In collaboration with a reputed research team in the field of MSI cancer (Inserm), extensive work has been done to understand the reasons behind the poor performance of current tests and propose new, clinically validated, and highly reliable algorithms.
We are developing MSIcare, a software incorporating state-of-the-art bioinformatics algorithms derived from our groundbreaking research. By analyzing genomic data obtained by clinical laboratories, MSIcare identifies MSI with unparalleled precision, whether from patient tumor tissue or a blood sample, and in ALL cancer types. The next stage of development will encompass the regulatory studies and certification of MSIcare, as an in vitro diagnostic medical device.
Our Ambition: To Become the One-Stop Shop MSI Diagnostic Solution
We strive to become the leading player in NGS-based MSI diagnostics, covering the entire patient journey from early detection to treatment response prediction. Our goal is to support healthcare professionals by providing reliable patient-specific information that will help monitor their patients and support their medical decision-making.
MSInsight initially targets the NGS oncology genomic testing market, estimated at $12 billion. MSInsight has significant growth potential, as the future lies in the widespread use of MSI diagnosis regardless of the stage of the disease and the tumor type, the democratization of NGS in clinical routine, and substantial investment by biopharmaceutical industries in immunotherapies targeting MSI cancers. Ultimately, our solutions will benefit hundreds of thousands of individuals worldwide, directly improving their care.
MSInsight will operate on a B2B model, engaging directly with the hospital and private NGS laboratories, specialized genomic service providers, and biopharma companies. The company has formulated a competitive pricing strategy rooted in a value-based approach.

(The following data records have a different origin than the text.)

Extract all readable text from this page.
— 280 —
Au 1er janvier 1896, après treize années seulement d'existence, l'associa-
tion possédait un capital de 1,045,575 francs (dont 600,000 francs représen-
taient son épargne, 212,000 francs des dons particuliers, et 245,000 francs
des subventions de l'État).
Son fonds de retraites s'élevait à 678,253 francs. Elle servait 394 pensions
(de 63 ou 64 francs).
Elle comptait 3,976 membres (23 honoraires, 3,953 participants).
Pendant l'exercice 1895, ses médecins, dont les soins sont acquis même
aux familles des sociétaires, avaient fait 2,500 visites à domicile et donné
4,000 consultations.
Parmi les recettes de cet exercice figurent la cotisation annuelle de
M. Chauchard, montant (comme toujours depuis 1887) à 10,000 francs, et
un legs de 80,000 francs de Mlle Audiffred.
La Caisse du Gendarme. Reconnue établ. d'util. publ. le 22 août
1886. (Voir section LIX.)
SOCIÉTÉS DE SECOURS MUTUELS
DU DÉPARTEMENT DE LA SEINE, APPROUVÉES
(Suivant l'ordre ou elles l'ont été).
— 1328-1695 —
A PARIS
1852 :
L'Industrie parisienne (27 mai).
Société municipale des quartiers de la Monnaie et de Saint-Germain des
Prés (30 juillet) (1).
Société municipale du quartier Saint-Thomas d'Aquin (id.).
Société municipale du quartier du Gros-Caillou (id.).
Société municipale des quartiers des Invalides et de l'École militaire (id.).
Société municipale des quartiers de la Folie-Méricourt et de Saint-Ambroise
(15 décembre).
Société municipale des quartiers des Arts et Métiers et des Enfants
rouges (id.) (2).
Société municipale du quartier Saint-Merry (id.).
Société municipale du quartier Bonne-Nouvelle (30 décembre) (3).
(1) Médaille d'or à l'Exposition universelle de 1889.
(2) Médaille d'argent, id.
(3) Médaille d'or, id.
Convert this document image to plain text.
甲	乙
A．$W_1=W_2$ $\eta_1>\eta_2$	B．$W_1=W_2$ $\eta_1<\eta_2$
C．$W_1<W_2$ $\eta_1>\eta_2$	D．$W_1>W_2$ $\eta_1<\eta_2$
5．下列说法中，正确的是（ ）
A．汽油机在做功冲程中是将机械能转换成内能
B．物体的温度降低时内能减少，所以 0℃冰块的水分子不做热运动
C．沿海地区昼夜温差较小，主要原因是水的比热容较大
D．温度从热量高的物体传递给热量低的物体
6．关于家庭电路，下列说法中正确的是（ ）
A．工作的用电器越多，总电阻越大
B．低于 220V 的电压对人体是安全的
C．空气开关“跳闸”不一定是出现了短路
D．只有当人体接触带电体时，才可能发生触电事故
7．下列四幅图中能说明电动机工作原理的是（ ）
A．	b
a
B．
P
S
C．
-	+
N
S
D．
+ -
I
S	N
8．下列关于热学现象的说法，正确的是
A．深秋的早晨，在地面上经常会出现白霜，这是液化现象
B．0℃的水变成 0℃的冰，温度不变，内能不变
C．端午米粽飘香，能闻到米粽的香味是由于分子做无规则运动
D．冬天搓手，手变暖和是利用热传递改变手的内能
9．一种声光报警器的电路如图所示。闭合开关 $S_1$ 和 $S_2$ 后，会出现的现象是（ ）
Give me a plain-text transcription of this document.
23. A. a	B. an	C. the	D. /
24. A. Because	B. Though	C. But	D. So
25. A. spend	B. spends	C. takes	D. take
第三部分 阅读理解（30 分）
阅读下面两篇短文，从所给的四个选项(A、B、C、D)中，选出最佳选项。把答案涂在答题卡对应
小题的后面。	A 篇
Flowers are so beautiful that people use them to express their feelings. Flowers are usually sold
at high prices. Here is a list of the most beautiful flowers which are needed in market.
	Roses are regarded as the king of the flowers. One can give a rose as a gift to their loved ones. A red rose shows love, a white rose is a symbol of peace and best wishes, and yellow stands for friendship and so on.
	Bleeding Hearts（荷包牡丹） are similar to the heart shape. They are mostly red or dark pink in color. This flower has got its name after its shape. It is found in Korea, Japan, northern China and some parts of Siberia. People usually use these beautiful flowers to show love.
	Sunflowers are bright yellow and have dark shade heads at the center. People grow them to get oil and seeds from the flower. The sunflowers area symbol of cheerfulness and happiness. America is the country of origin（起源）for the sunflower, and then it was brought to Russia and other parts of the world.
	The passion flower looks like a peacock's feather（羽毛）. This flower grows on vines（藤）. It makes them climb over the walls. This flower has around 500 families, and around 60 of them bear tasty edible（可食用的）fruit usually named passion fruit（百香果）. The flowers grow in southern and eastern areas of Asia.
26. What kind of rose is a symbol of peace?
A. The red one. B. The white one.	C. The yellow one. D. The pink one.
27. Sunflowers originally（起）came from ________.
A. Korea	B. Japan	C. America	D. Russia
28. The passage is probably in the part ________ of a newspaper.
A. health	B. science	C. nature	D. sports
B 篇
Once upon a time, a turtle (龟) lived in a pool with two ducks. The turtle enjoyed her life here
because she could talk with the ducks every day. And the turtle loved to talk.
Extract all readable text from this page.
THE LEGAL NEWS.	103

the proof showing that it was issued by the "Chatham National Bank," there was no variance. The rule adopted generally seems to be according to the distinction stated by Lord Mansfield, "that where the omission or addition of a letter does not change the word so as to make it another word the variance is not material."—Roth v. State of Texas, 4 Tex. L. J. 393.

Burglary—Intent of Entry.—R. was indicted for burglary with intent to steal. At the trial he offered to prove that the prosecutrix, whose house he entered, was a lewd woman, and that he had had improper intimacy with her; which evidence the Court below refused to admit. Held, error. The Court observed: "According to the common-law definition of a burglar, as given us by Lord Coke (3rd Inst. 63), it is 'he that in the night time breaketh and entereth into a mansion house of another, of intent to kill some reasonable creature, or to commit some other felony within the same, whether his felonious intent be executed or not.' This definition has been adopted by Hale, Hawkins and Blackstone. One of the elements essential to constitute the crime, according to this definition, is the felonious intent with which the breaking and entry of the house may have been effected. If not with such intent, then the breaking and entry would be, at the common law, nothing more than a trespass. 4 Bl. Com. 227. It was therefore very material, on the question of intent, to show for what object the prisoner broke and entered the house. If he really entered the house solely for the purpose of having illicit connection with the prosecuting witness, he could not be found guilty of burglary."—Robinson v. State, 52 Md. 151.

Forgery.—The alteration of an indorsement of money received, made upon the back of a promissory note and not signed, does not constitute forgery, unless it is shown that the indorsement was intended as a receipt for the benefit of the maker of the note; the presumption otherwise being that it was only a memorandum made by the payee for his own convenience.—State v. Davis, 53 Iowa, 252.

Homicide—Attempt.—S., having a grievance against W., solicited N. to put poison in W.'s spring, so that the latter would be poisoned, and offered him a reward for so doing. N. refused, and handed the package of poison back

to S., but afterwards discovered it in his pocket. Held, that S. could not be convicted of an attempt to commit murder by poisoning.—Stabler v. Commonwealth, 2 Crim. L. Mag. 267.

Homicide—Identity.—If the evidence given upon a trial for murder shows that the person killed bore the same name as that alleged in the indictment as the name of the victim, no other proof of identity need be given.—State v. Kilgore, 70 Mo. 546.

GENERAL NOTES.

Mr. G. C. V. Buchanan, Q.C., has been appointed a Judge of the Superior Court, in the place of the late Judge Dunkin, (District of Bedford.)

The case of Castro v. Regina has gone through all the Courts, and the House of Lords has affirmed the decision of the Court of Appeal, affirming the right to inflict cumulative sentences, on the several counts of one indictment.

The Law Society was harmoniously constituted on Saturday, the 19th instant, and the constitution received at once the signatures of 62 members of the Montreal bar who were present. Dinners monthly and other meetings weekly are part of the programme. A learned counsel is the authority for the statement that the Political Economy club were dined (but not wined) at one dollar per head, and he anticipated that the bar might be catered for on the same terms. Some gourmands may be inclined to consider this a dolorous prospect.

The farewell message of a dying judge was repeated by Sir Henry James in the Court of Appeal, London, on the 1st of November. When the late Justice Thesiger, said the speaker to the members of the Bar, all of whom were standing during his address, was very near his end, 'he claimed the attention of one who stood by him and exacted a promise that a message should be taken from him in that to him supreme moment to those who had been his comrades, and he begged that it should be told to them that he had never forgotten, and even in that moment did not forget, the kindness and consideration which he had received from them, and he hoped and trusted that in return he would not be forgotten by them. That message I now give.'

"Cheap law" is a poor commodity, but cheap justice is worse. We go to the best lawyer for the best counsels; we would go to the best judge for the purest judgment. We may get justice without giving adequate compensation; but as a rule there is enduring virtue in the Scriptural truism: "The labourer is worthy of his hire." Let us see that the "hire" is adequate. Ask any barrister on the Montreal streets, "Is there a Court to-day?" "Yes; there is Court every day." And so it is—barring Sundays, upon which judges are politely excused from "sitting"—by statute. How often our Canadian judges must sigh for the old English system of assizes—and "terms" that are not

To broaden our market and reach more customers, MSInsight will collaborate with strategic distribution partners.
We anticipate achieving a revenue of over €22 million by 2030, deploying MSIcare initially in Europe and North America, and then Asia. Our strategy aims to expand into other markets with complementary applications, such as companion diagnostic tests by biopharma partnerships and genetic tests for hereditary MSI cancers.
How confident are we?
We rely on a solid medical foundation, as exposed below :
We genuinely tackle the shortcomings of market leaders. Our understanding of MSI detection complexity is robust. Independent publications and clinical demonstrations underscore our superiority to existing solutions. We have established collaborations with eminent research institutes and hospitals in the field, enabling access to unprecedented data collection for developing our models. We have partnered with diverse expert service providers for technological development, regulatory compliance, and prototyping. The current installations in labs are the bedrock of our legitimacy and are open to attractive perspectives.
Industry professionals recognize our project and take pride in it. It has garnered prizes and grants, including winning the 25th i-Lab award (€ 250k grant), progressing to the final stage of the EIC Accelerator, as well as awarding an extra €1.3 million grant to our research partner dedicated to our collaborative efforts.